On Oct 19, 2:44*pm, Fred Flintstein >
wrote:
> On 10/19/2011 3:35 PM, Frederick the Great wrote:
>
>
>
>
>
>
>
>
>
> > A holonomic constraint can be integrated out separately;
> > but a non-holonomic constraint cannot. Other examples of
> > NHC's are inequalities. A particle moving on a sphere is
> > a HC. A particle that can fall off a sphere is a NHC. A
> > NHC can only be solved for only by solving the entire problem.
>
> > A sphere on a plane
>
> > V * * * * * *velocity of the center of mass (vector quantity)
> > w * * * * * *angular velocity of the sphere (vector quantity, sort of)
> > n * * * * * *unit normal to the plane at the point of contact (vector quantity)
> > a * * * * * *radius of the sphere (scalar quantity)
>
> > The constraint that the sphere does not slip is expressed as
>
> > * * * *V - a(w x n) = 0.
>
> > If the the point of contact describes a circle on the plane
> > then it becomes a holonomic constraint.
>
> If you could code that in perl you'd be close to understanding
> Lafferty. Except he's pretty unstable, check the source code
> for details.
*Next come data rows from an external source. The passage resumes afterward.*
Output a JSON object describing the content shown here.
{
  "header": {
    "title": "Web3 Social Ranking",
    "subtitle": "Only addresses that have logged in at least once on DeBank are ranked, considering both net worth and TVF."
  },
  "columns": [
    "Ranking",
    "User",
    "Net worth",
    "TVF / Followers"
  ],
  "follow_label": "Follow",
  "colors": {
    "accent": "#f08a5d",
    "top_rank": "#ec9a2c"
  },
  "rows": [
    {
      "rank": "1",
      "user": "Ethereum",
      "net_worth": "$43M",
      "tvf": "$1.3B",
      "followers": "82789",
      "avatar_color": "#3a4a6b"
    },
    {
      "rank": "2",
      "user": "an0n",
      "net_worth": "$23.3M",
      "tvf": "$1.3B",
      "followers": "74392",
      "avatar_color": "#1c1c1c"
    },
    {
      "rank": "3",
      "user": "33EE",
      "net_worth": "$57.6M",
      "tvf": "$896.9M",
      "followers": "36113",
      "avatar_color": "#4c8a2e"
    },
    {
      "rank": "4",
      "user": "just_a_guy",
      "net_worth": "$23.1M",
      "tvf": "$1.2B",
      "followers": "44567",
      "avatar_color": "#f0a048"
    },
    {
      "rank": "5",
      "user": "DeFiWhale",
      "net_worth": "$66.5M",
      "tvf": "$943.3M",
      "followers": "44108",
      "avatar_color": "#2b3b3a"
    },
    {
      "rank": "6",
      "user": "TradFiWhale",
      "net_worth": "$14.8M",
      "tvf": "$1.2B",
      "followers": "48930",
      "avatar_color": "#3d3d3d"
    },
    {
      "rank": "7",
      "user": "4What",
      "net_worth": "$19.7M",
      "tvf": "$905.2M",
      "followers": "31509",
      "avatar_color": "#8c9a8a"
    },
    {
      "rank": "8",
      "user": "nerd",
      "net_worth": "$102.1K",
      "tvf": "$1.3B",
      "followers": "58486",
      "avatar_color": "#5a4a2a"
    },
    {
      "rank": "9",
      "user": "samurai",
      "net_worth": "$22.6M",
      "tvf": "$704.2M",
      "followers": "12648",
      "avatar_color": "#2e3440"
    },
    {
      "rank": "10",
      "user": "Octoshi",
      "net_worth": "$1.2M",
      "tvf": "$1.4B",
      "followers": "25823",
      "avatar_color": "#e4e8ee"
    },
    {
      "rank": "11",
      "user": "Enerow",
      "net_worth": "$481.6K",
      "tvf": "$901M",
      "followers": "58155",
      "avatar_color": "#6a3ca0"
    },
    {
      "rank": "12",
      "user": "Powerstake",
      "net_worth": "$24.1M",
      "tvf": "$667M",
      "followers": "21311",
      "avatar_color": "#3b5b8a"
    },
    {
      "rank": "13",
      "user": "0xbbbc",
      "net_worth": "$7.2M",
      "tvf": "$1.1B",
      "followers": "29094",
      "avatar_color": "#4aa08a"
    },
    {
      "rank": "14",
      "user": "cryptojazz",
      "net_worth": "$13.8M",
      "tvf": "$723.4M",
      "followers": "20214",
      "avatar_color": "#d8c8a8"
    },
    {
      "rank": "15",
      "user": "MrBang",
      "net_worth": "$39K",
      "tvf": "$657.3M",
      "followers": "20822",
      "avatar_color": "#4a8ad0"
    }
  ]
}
Mostly that's because solving the problem isn't
> the point for the Laff-bot.
>
> F

On the contrary, Lafferty is completely stable - overly so.
He has settled into a local minimum of the potential
(actually I think of it as a local minimum of the probability
surface, like a fitting method getting stuck) and shall not
be moved. No amount of added evidence will change
his likelihood.

Fredmetropolisalgorithm Ben

Fredmaster of Brainerd wrote:
> On the contrary, Lafferty is completely stable - overly so.
> He has settled into a local minimum of the potential
> (actually I think of it as a local minimum of the probability
> surface, like a fitting method getting stuck) and shall not
> be moved. No amount of added evidence will change
> his likelihood.

A Hamiltonian cycle then (probably a fixed gear single speed one).